Can I substitute ingredients in Mezcal-Infused Cactus Paddle Salad with Quesillo and Toasted Pepitas?
Yes — most ingredients in this recipe have flexible swaps. For oil, use any neutral high-smoke-point oil (avocado, grapeseed, refined coconut). For aromatics, dried herbs at ⅓ the volume of fresh work in a pinch. The full ingredient list is shoppable on Instacart so you can see substitutes in real time.
How do I scale Mezcal-Infused Cactus Paddle Salad with Quesillo and Toasted Pepitas for a different number of people?
The recipe is written for 4 servings.

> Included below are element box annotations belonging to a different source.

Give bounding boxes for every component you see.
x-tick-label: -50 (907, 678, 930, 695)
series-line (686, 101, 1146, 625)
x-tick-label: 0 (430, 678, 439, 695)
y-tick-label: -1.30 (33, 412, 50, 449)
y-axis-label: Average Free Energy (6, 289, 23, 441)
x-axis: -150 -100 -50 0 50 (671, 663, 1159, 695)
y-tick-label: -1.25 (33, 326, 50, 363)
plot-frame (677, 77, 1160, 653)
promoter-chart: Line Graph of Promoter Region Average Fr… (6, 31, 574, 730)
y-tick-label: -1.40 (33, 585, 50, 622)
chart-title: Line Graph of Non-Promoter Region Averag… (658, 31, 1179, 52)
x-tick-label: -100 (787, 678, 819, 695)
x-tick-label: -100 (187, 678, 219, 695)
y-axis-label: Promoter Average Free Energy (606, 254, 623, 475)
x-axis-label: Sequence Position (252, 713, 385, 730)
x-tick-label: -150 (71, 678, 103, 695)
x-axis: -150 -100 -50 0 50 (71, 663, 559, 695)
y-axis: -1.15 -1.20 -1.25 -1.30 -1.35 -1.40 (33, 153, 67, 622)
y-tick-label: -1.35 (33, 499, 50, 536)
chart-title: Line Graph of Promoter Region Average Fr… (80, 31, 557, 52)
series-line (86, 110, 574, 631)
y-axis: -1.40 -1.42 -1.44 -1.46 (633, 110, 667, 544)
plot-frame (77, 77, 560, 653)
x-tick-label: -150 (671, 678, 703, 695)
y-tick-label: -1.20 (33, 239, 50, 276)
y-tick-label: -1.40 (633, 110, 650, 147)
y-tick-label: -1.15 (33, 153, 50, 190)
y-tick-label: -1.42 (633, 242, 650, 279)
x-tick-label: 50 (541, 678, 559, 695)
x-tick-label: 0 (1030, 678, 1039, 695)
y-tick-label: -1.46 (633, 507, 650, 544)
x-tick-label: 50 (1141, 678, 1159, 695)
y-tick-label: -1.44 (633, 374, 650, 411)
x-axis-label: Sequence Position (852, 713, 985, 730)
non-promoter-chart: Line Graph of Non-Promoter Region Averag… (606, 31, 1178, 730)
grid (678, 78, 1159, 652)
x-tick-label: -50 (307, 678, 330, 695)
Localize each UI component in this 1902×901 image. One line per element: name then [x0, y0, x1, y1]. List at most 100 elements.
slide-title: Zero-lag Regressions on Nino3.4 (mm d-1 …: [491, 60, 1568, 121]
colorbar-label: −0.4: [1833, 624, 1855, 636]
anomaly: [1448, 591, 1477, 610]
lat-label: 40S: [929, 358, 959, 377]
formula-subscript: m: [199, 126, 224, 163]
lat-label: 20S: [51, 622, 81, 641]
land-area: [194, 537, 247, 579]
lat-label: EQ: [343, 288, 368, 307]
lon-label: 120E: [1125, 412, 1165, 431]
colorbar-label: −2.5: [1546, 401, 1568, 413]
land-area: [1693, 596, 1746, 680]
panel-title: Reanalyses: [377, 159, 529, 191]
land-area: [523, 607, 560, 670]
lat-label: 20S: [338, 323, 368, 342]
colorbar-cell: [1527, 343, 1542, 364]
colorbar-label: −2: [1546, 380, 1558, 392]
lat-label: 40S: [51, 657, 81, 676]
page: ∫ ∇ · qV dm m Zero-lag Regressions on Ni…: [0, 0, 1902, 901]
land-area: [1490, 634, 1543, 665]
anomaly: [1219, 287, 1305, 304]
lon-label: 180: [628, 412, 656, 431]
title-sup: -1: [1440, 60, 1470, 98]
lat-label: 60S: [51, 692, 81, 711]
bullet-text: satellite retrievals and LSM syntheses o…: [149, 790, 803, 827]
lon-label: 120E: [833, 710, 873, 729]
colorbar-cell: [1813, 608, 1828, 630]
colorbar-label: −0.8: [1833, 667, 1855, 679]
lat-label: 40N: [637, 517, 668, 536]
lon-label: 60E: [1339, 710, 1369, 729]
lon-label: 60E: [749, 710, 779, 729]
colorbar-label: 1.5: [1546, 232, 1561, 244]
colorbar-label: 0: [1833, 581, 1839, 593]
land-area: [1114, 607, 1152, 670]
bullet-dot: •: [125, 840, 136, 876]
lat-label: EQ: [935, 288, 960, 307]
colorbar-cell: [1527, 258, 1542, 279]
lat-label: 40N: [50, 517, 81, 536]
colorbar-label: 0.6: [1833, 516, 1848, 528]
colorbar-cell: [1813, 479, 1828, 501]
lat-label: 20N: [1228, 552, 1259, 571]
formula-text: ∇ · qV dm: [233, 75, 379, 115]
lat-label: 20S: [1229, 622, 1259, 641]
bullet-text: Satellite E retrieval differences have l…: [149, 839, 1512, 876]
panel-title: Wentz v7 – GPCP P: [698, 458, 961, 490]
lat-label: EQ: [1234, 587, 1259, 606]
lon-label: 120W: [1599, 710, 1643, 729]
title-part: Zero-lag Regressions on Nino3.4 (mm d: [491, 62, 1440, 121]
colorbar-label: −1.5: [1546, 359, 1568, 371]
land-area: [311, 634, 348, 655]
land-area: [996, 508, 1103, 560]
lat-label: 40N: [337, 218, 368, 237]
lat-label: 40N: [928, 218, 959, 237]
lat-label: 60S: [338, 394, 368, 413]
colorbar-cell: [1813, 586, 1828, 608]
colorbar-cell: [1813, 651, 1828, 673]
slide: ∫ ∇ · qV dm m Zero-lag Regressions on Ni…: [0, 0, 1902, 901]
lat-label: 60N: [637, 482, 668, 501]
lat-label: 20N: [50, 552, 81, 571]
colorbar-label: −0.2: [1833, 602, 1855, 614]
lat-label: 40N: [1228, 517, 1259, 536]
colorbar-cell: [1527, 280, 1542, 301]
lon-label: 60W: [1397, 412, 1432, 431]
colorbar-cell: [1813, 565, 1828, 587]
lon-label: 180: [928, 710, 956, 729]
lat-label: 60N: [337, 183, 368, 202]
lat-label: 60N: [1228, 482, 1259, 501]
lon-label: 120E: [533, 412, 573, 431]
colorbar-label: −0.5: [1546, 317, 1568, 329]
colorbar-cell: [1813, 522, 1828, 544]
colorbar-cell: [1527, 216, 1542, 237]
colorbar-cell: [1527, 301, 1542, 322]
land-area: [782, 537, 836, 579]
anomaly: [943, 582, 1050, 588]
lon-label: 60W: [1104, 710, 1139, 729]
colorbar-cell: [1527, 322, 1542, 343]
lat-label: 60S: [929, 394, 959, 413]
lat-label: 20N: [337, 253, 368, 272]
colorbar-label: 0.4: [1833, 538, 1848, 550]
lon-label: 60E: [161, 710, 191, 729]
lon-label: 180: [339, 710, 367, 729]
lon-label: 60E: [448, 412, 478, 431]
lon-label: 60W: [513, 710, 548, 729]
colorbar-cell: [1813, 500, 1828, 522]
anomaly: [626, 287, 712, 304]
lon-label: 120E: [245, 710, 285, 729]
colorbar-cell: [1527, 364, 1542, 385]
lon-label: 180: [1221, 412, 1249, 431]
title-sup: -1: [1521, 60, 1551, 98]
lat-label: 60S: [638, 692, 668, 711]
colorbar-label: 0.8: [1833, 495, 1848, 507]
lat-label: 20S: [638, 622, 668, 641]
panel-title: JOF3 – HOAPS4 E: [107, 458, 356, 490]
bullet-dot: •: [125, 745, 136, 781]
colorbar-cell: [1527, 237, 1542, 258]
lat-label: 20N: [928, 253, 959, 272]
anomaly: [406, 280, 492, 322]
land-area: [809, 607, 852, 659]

Multiply each ingredient by (your serving target / 4). Cook time stays roughly the same up to 2x; for 3-4x batches, switch from a skillet to a sheet pan or stockpot so the food isn't crowded — overcrowding steams instead of browns.
What goes well with Mezcal-Infused Cactus Paddle Salad with Quesillo and Toasted Pepitas?
Mexican vegetarian like this pair well with a simple grain (rice, couscous, or crusty bread), a quick salad with acid (lemon vinaigrette, pickled onions), and a pan sauce or yogurt-based dip. Tap "Plan a meal with the AI" to get specific side suggestions.